Pembiayaan langkah-langkah adaptasi sangat penting karena kebutuhan infrastruktur Asia yang signifikan. Untuk mempertahankan momentum pertumbuhan, memberantas kemiskinan, dan menanggapi perubahan iklim,

kawasan ini harus menginvestasikan $ 1,7 triliun setahun dalam infrastruktur hingga tahun 2030, menurut Bank Pembangunan Asia. Sekitar 2% dari itu, atau sekitar $ 40 miliar / tahun, diharapkan digunakan untuk beradaptasi dengan risiko iklim.

Tetapi tanpa dekarbonisasi yang signifikan, upaya mitigasi ini mungkin akan gagal. Asia menyumbang hampir setengah dari seluruh emisi gas rumah kaca. Laporan tersebut membahas peralihan dari batu bara ke energi terbarukan, termasuk kombinasi tenaga surya dan angin ditambah penyimpanan baterai serta pembayaran kepada pemilik aset batu bara untuk menghentikan aset mereka sebelum aset tersebut mencapai akhir masa pakainya.

Mereka menyarankan operasi industri dekarbonisasi, memajukan penangkapan dan penyimpanan karbon, dan menghadirkan hidrogen hijau menggunakan energi terbarukan untuk memisahkan air. Ya, biaya turun untuk semua teknologi yang dibutuhkan, tetapi resesi ekonomi yang disebabkan pandemi yang diantisipasi akan semakin memperlambatnya.

Strategi-strategi ini belum terlalu efektif di dunia sejauh ini, dan mereka membutuhkan energi yang sangat besar. Jumlah energi terbarukan yang dibutuhkan untuk memenuhi tujuan ini akan membutuhkan lebih banyak baja daripada yang diproduksi China sekarang untuk semuanya, dan itu tidak termasuk memasang energi terbarukan untuk menghasilkan hidrogen hijau untuk dekarbonisasi produksi baja.

China sedang membangun kapasitas nuklir yang serius, memulai pembangunan di situs baru setiap dua bulan atau lebih. Cina berharap memasang 100 GW pada tahun 2040. India datang lebih lambat.

Ilmuwan iklim top dunia, termasuk Dr. James Hansen, Dr. Tom Wigley, Dr. Ken Caldeira, dan Dr. Kerry Emanuel, semuanya telah menyatakan bahwa kita tidak dapat mendekarbonisasi dalam waktu tanpa ekspansi nuklir besar, setidaknya sebanyak yang kita bayangkan angin meluas. Bahkan Persatuan Ilmuwan Peduli mengatakan kita membutuhkan nuklir untuk mengatasi pemanasan global.
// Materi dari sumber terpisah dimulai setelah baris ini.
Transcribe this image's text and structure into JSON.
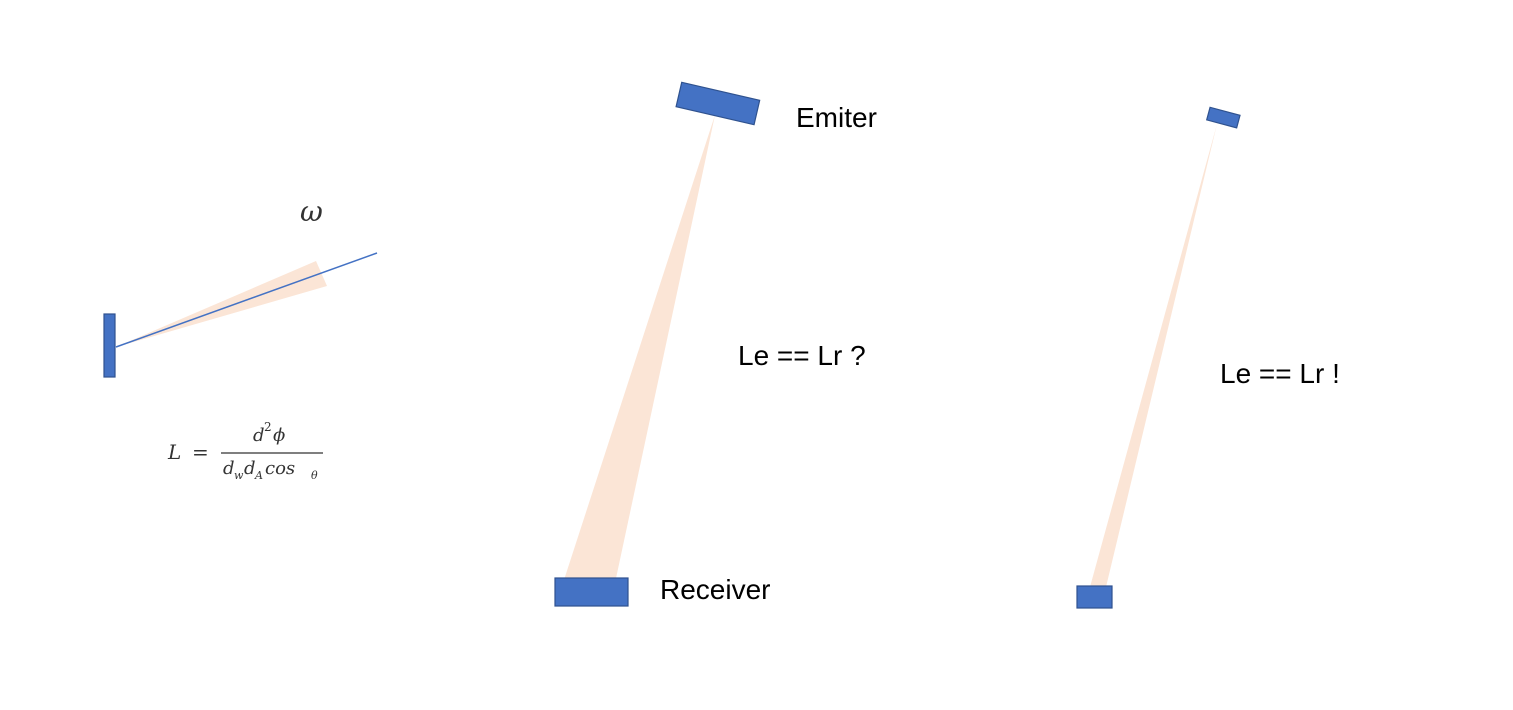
{
  "colors": {
    "shape_fill": "#4472c4",
    "shape_stroke": "#2f528f",
    "beam": "#fbe5d6",
    "line": "#4472c4",
    "text": "#000000",
    "formula": "#333333"
  },
  "panel_left": {
    "omega_symbol": "ω",
    "formula": {
      "lhs": "L",
      "equals": "=",
      "numerator_d": "d",
      "numerator_exp": "2",
      "numerator_phi": "ϕ",
      "den_d1": "d",
      "den_sub1": "w",
      "den_d2": "d",
      "den_sub2": "A",
      "den_cos": "cos",
      "den_sub3": "θ"
    }
  },
  "panel_middle": {
    "emitter_label": "Emiter",
    "receiver_label": "Receiver",
    "question": "Le == Lr ?"
  },
  "panel_right": {
    "statement": "Le == Lr !"
  }
}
Dua dari reaktor Hualong One generasi ketiga General Nuclear China baru-baru ini terhubung ke jaringan, dan desain mereka telah menerima sertifikasi Persyaratan Utilitas Eropa. China bertekad untuk mengekspornya ke negara-negara dalam proyek One Belt, One Road, rencana ambisius China untuk melewati Amerika dalam pengaruh politik dan ekonomi global, yang pada dasarnya merupakan versi abad ke-21 dari Jalur Sutra berusia 2.000 tahun.

Tenaga nuklir penting untuk dekarbonisasi berbagai sektor industri dan desalinasi, serta menyediakan sebagian besar listrik untuk 2 miliar kendaraan listrik yang dibutuhkan Asia untuk mendekarbonisasi sektor transportasi mereka.

Dan itu mengasumsikan energi terbarukan menghasilkan 4 triliun kWh yang dibutuhkan untuk menggantikan sebagian besar bahan bakar fosil dan memenuhi kebutuhan energi yang terus meningkat yang diperlukan untuk memberantas kemiskinan global.